Ich bin sehr gespannt zu sehen, wie wir die Situation akut meistern und wie wir diese Erfahrung in die Zukunft mitnehmen. Unsere ZIHP-Serie «Wissen-schafft Wissen» vom Frühling 2020 ist - wie alle Veranstaltungen - regelrecht von diesem viralen Tsunami weggefegt worden. Wir vom ZIHP kennen Ihren Wissensdurst, liebe Lesende. Darum wollen wir, Sabina Huber, Stefanie Keiser und ich, in (un)regelmässigen Abständen Experten und Expertinnen zu Wort kommen lassen, die sich um das «Heute» aber auch um das «Morgen» Gedanken machen.
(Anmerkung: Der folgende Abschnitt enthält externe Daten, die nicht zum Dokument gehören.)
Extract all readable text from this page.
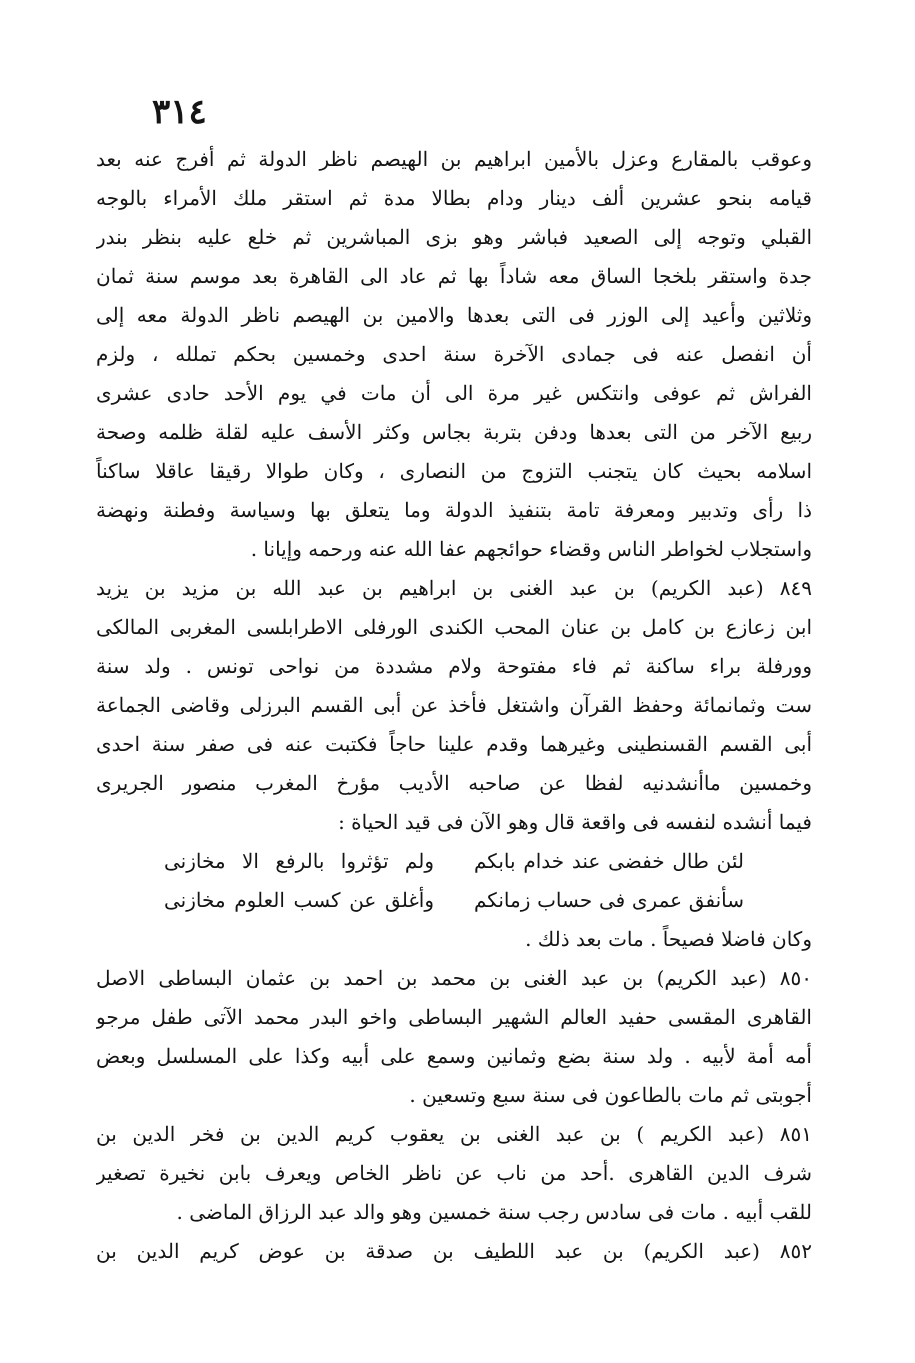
٣١٤
وعوقب بالمقارع وعزل بالأمين ابراهيم بن الهيصم ناظر الدولة ثم أفرج عنه بعد
قيامه بنحو عشرين ألف دينار ودام بطالا مدة ثم استقر ملك الأمراء بالوجه
القبلي وتوجه إلى الصعيد فباشر وهو بزى المباشرين ثم خلع عليه بنظر بندر
جدة واستقر بلخجا الساق معه شاداً بها ثم عاد الى القاهرة بعد موسم سنة ثمان
وثلاثين وأعيد إلى الوزر فى التى بعدها والامين بن الهيصم ناظر الدولة معه إلى
أن انفصل عنه فى جمادى الآخرة سنة احدى وخمسين بحكم تملله ، ولزم
الفراش ثم عوفى وانتكس غير مرة الى أن مات في يوم الأحد حادى عشرى
ربيع الآخر من التى بعدها ودفن بتربة بجاس وكثر الأسف عليه لقلة ظلمه وصحة
اسلامه بحيث كان يتجنب التزوج من النصارى ، وكان طوالا رقيقا عاقلا ساكناً
ذا رأى وتدبير ومعرفة تامة بتنفيذ الدولة وما يتعلق بها وسياسة وفطنة ونهضة
واستجلاب لخواطر الناس وقضاء حوائجهم عفا الله عنه ورحمه وإيانا .
٨٤٩ (عبد الكريم) بن عبد الغنى بن ابراهيم بن عبد الله بن مزيد بن يزيد
ابن زعازع بن كامل بن عنان المحب الكندى الورفلى الاطرابلسى المغربى المالكى
وورفلة براء ساكنة ثم فاء مفتوحة ولام مشددة من نواحى تونس . ولد سنة
ست وثمانمائة وحفظ القرآن واشتغل فأخذ عن أبى القسم البرزلى وقاضى الجماعة
أبى القسم القسنطينى وغيرهما وقدم علينا حاجاً فكتبت عنه فى صفر سنة احدى
وخمسين ماأنشدنيه لفظا عن صاحبه الأديب مؤرخ المغرب منصور الجريرى
فيما أنشده لنفسه فى واقعة قال وهو الآن فى قيد الحياة :
لئن طال خفضى عند خدام بابكم
ولم تؤثروا بالرفع الا مخازنى
سأنفق عمرى فى حساب زمانكم
وأغلق عن كسب العلوم مخازنى
وكان فاضلا فصيحاً . مات بعد ذلك .
٨٥٠ (عبد الكريم) بن عبد الغنى بن محمد بن احمد بن عثمان البساطى الاصل
القاهرى المقسى حفيد العالم الشهير البساطى واخو البدر محمد الآتى طفل مرجو
أمه أمة لأبيه . ولد سنة بضع وثمانين وسمع على أبيه وكذا على المسلسل وبعض
أجوبتى ثم مات بالطاعون فى سنة سبع وتسعين .
٨٥١ (عبد الكريم ) بن عبد الغنى بن يعقوب كريم الدين بن فخر الدين بن
شرف الدين القاهرى .أحد من ناب عن ناظر الخاص ويعرف بابن نخيرة تصغير
للقب أبيه . مات فى سادس رجب سنة خمسين وهو والد عبد الرزاق الماضى .
٨٥٢ (عبد الكريم) بن عبد اللطيف بن صدقة بن عوض كريم الدين بن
Mit kurzen, prägnanten Artikeln sollen sie ihre Sorgen und Visionen wiedergeben. Vieles ist schon geschrieben worden, die Medien überquellen mit Informationen. Hier geht es darum, diese verschiedensten Gedanken auf kleinstem Raum zu dokumentieren und diese auch gleich auf den neusten Stand zu bringen. Zu volatil sind die Prognosen, die sich innert Kürze verflüchtigen. Zu Wort kommen sollen nicht nur Fachpersonen aus der Medizin und aus der Epidemiologie, sondern auch unsere Expert*innen aus Ethik, Psychologie, Pädagogik, Soziologie, Theologie, Wirtschaftswissenschaft, sowie Evolutionsfachleute, CEOs, Politiker*innen u.v.a.m. Der erste Beitrag leistet ZIHP Mitglied Prof. Philippe Tobler, Neuroökonom und Sozialneurowissenschaftler am Department of Economics der Universität Zürich, der uns einen guten Ratschlag zum Umgang mit dem überbordenden Nachrichtenkonsum gibt. Wir warten gespannt auf weitere Beiträge unserer Fachpersonen, die uns den Weitblick erlauben werden und Diskussionen entfachen sollen. Ich wünsche Ihnen viel Geduld, Ausdauer, Zuversicht und noch viel mehr Gesundheit.